Among other suggestions, the report recommended that Herreid consider adding four to six rental housing units, develop a purchase/ rehabilitation program as the stock of older houses become available for sale, add a new six- to eight-lot subdivision to the city, promote rental and owner-occupied housing rehabilitation efforts, acquire and demolish dilapidated structures and continue and/ or possibly expand the Housing Incentive Program that is currently available.
For Pollock, the report recommended, among other things, that the town consider the development of three to four rental housing units, utilize vacant and/or seasonal homes for rental units, develop a purchase/ rehabilitation program as the stock of older houses become available for sale, promote rental and owner-occupied housing rehabilitation efforts, acquire and demolish dilapidated structures and develop a Housing Incentive Program.

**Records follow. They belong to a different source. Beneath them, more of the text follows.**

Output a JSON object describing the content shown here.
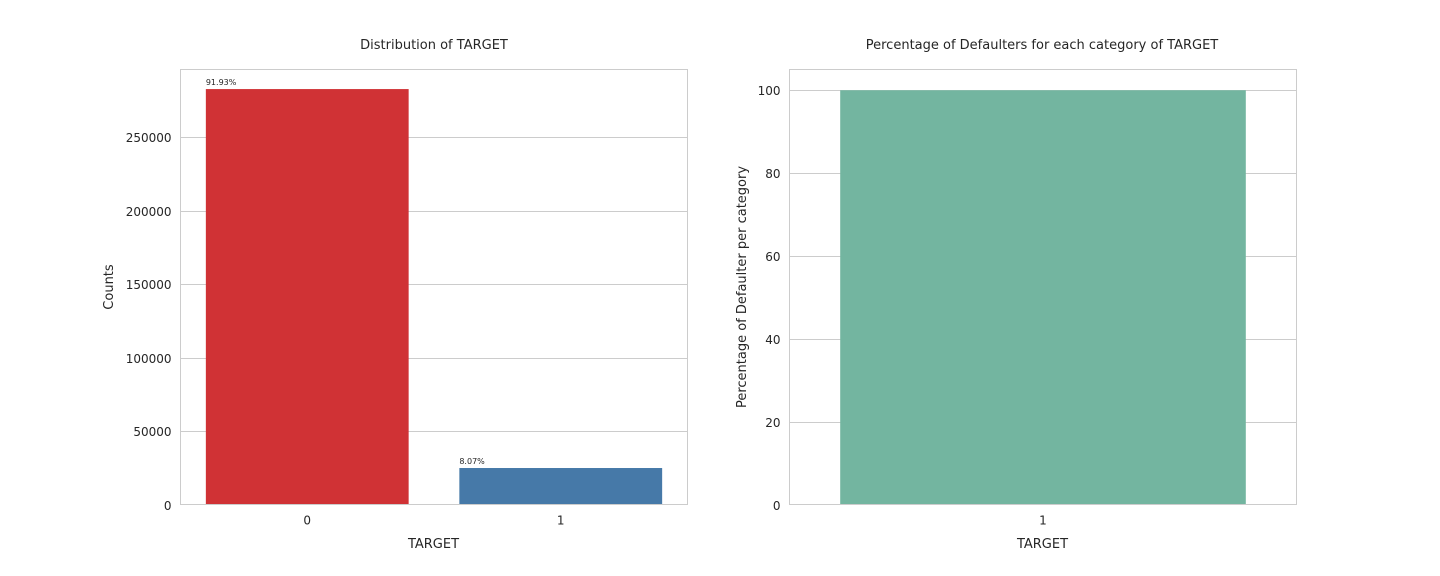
{
  "chart_data": [
    {
      "type": "bar",
      "title": "Distribution of TARGET",
      "xlabel": "TARGET",
      "ylabel": "Counts",
      "categories": [
        "0",
        "1"
      ],
      "values": [
        282686,
        24825
      ],
      "colors": [
        "#d03235",
        "#4679a8"
      ],
      "data_labels": [
        "91.93%",
        "8.07%"
      ],
      "ylim": [
        0,
        296000
      ],
      "yticks": [
        0,
        50000,
        100000,
        150000,
        200000,
        250000
      ],
      "grid": true,
      "legend": "none"
    },
    {
      "type": "bar",
      "title": "Percentage of Defaulters for each category of TARGET",
      "xlabel": "TARGET",
      "ylabel": "Percentage of Defaulter per category",
      "categories": [
        "1"
      ],
      "values": [
        100
      ],
      "colors": [
        "#73b5a0"
      ],
      "data_labels": [],
      "ylim": [
        0,
        105
      ],
      "yticks": [
        0,
        20,
        40,
        60,
        80,
        100
      ],
      "grid": true,
      "legend": "none"
    }
  ]
}
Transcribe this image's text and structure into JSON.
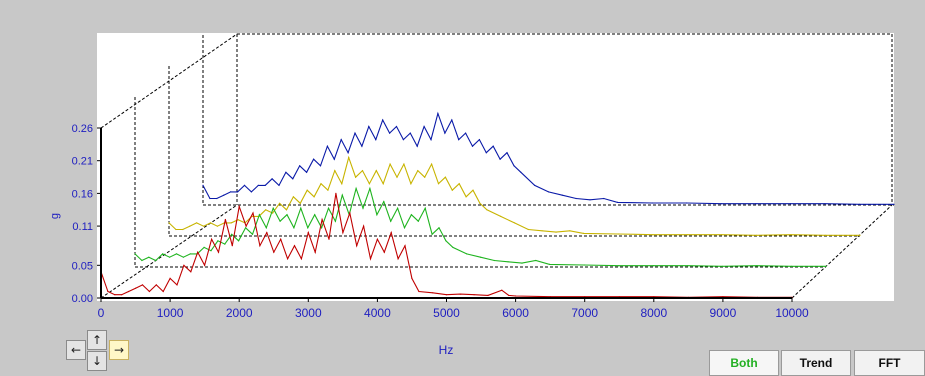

For Mound City, the study recommended, among other things, the need to utilize vacant homes for rental housing, development of a purchase/ rehabilitation program as the stock of older houses become available for sale, promotion of rental and owner-occupied housing rehabilitation efforts and acquiring and demolishing dilapidated structures.
For each community, the study noted that there are other outside entities that could assist with meeting some of the recommendations. The Housing Choice Voucher Program, which is administered for Campbell County by the Mobridge Housing Authority, provides rental assistance to lower income renter households. There are about 50 unused vouchers that are designated for use in Campbell County.
Funding sources for home ownership programs include the USDA Rural Development, South Dakota Housing Development Authority and the Federal Home Loan Bank. Homes are Possible, Inc. and Grow South Dakota may have the capacity to construct new housing for low and moderate income households.
The South Dakota Housing Development Authority and CC Economic Development Corporation split the cost for the Housing Study.